PLACED WITHOUT LEGITIMATE CAUSE
We tossed sheets over our heads to be seen. Ghosts.
The only vacancy we knew. We were columns
of calcium deposits rising from a floor of unknowing.
Stalagmites. Growing toward our mirrored ceiling
counterpart—easy to think ourselves them. Stalactites.
Every moist hole keeps what is nameless.
Caves. Hold the history of water. Know the way
hollow openings lead to a surface, the way a girl’s
knees know clutching tree bark will keep
her from falling. Go ahead, say what you are:
Tomboy. Skipping stone. Christmas letter. Circle we draw
around ourselves. Gay says nothing of chopsticks.
We crack open fortune cookies, pluck a white
paper promise: Fear plus coincidence equals paranoia.
SUNDAY’S CONVERSATION WITH MY FRIEND TOM
As certain as he feels the grain of his unfinished hardwoods beneath his feet,
he knows death
brings burial, burial
brings decomposition.
I tell him I recently heard the Rimpoche say, Anesthesia is not freedom.

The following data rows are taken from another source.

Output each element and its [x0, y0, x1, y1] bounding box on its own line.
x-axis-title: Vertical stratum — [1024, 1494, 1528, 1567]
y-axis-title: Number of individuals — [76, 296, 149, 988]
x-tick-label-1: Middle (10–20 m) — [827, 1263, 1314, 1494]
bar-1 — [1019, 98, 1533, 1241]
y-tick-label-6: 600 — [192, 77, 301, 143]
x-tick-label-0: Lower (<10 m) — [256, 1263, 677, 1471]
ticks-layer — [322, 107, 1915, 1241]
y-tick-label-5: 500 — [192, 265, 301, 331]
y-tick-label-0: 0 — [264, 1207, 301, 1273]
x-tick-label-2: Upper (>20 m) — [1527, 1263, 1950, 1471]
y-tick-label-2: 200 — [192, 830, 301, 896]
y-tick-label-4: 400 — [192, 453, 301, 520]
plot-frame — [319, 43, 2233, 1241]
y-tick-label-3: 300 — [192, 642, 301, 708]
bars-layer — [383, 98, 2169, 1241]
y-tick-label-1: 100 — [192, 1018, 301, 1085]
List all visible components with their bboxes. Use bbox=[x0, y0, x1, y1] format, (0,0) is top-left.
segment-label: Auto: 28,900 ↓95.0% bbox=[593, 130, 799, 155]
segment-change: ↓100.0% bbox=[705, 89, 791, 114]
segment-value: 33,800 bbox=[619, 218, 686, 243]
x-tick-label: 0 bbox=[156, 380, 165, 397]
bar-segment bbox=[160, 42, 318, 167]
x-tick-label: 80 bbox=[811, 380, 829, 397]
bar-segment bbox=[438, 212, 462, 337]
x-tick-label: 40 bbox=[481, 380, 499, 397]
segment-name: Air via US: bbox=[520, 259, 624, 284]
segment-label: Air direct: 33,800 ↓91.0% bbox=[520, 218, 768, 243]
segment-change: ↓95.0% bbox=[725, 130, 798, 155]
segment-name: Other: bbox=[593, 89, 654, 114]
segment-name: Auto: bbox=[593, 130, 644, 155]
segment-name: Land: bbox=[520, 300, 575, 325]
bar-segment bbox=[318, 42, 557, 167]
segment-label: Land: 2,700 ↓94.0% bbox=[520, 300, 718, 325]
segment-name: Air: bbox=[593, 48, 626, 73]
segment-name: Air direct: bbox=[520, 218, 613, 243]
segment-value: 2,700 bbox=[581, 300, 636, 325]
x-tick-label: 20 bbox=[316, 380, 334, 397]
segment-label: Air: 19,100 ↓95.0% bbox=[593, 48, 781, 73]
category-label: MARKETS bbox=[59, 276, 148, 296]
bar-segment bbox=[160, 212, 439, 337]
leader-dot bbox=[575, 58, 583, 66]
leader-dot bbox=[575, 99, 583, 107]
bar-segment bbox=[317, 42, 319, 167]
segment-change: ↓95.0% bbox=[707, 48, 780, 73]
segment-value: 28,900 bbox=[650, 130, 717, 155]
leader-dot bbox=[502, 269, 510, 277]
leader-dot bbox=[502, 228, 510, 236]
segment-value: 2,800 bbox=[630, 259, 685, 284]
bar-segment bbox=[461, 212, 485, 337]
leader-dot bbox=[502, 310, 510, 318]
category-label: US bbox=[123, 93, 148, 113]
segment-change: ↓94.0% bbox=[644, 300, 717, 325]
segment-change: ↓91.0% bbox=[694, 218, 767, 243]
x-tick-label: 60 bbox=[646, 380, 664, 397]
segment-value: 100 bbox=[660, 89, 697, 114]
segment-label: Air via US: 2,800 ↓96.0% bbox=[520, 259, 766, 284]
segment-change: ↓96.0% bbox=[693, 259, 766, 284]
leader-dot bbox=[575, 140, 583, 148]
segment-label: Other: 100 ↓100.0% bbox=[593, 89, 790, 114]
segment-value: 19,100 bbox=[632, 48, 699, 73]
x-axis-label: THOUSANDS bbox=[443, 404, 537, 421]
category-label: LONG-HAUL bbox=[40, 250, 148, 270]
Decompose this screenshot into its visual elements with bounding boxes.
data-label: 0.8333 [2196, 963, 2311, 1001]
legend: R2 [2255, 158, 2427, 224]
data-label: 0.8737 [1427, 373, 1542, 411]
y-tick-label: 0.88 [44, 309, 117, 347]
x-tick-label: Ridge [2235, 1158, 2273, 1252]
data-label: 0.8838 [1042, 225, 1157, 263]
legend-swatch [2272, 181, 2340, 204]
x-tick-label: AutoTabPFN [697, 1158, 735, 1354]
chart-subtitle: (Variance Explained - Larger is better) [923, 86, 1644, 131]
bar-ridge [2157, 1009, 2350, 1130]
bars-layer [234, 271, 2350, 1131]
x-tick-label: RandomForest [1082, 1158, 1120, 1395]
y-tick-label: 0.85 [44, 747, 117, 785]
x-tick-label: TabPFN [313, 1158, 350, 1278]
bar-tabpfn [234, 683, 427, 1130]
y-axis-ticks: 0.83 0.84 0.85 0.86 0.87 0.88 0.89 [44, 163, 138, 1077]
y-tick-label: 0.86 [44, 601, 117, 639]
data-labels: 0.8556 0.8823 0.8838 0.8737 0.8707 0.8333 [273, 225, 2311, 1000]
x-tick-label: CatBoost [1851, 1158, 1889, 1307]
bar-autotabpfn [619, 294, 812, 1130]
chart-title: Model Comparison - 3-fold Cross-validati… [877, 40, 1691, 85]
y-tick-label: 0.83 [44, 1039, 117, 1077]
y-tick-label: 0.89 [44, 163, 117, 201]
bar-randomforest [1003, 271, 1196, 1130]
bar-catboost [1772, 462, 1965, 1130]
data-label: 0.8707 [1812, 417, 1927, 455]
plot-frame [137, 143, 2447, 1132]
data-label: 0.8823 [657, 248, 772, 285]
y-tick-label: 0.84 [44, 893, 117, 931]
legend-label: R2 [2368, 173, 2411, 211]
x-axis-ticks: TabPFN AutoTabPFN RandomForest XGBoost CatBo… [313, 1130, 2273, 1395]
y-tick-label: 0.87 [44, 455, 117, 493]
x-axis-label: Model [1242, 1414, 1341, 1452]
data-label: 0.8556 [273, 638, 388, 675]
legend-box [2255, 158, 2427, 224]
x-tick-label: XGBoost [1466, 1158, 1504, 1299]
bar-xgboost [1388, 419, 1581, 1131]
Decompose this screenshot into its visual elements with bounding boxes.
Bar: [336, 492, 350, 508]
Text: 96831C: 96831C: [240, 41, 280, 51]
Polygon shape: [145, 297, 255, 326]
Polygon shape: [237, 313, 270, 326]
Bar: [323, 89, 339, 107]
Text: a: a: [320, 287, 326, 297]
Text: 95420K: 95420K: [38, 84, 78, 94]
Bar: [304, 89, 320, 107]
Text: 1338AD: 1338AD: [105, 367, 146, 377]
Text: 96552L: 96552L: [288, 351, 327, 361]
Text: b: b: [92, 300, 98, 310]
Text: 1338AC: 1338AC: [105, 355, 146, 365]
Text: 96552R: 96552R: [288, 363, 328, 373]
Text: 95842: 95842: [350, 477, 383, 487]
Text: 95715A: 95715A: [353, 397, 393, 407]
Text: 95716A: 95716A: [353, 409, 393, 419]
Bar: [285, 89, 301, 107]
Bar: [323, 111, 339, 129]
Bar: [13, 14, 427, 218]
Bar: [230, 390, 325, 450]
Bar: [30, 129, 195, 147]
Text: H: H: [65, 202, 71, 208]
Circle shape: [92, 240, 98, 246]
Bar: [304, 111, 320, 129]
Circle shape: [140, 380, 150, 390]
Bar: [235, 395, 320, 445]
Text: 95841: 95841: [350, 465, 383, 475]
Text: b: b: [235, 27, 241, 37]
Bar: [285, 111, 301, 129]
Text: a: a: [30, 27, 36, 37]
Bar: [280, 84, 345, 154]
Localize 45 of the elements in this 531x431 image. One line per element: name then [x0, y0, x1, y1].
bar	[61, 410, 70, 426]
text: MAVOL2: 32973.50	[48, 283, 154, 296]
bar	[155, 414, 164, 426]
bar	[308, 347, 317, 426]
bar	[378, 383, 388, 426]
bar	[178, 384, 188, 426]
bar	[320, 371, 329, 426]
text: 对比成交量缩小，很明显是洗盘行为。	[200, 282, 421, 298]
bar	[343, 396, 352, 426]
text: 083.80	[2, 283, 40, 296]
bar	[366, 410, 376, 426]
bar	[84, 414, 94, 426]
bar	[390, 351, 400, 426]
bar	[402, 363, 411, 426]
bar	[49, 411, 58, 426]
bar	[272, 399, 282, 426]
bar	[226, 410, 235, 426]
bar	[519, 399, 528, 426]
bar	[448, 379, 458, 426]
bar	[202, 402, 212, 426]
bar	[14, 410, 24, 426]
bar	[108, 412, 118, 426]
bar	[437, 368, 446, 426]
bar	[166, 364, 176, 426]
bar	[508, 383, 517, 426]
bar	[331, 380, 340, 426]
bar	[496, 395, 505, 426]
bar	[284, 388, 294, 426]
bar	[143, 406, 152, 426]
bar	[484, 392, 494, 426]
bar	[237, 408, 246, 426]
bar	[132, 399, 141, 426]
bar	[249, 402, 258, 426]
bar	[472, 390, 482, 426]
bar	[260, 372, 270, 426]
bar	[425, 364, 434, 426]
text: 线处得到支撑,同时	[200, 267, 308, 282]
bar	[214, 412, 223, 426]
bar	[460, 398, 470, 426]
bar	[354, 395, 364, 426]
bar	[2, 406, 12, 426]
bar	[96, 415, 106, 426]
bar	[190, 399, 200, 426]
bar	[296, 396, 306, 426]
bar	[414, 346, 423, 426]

He tells me he quit his Buddhist group
because, They believe
in reincarnation.
It’s something he cannot swallow,
somewhere he cannot hide,
someplace he will not go.
He says he cannot, accept chanting.
Some people have magical thinking, they believe if they do it,
something will change.
I say,
It could.
He says,
Anesthesia is not freedom.
So why do you think marijuana should be legalized? I ask.
After all, if you call faith in everlasting life a lie to subdue death anxiety,
why should pot be allowed to subdue life anxiety?
He says,
Anesthesia is not freedom.
But it helps.
MORNING STRANGERS
My dog’s so distracted by hunting out cat paws in the snow he can’t
poop. His nose leads, I lean my shoulders and back, back. We make
our way like this. The street lamps’ dull light stripes our way past
the dark bank building with one office light on which means she’s
there. The lone woman, whose profile I’ve come to know, her face
pressed into her computer screen, the same way I lean forward
toward the windshield driving on a snowy night. Or how I force my
camera out the car window to capture swaying dune grasses in
summer. The vastness of all those hills and sand. I wonder what it is
that the bank lady is trying to get so close to. Or the guy who hustles
down the middle of the road in the dark, his body slant into a grocery
cart full of plastic bags piled higher than his head. Rolling metal
wheels and all those tin cans clanking. He is rattling too. Which
makes me think of ecstatic chanting or a bonfire or trying to swallow
the tequila worm.
BIO: Cindy Ostuni is a Clinical Social Worker and writer living in Syracuse, NY. She is a current student of the Syracuse Downtown Writer’s Center Pro Program for poetry. Her work has been published in The Stone Canoe, the Reader’s Write section of The Sun Magazine, and is forthcoming in The Pinch Journal.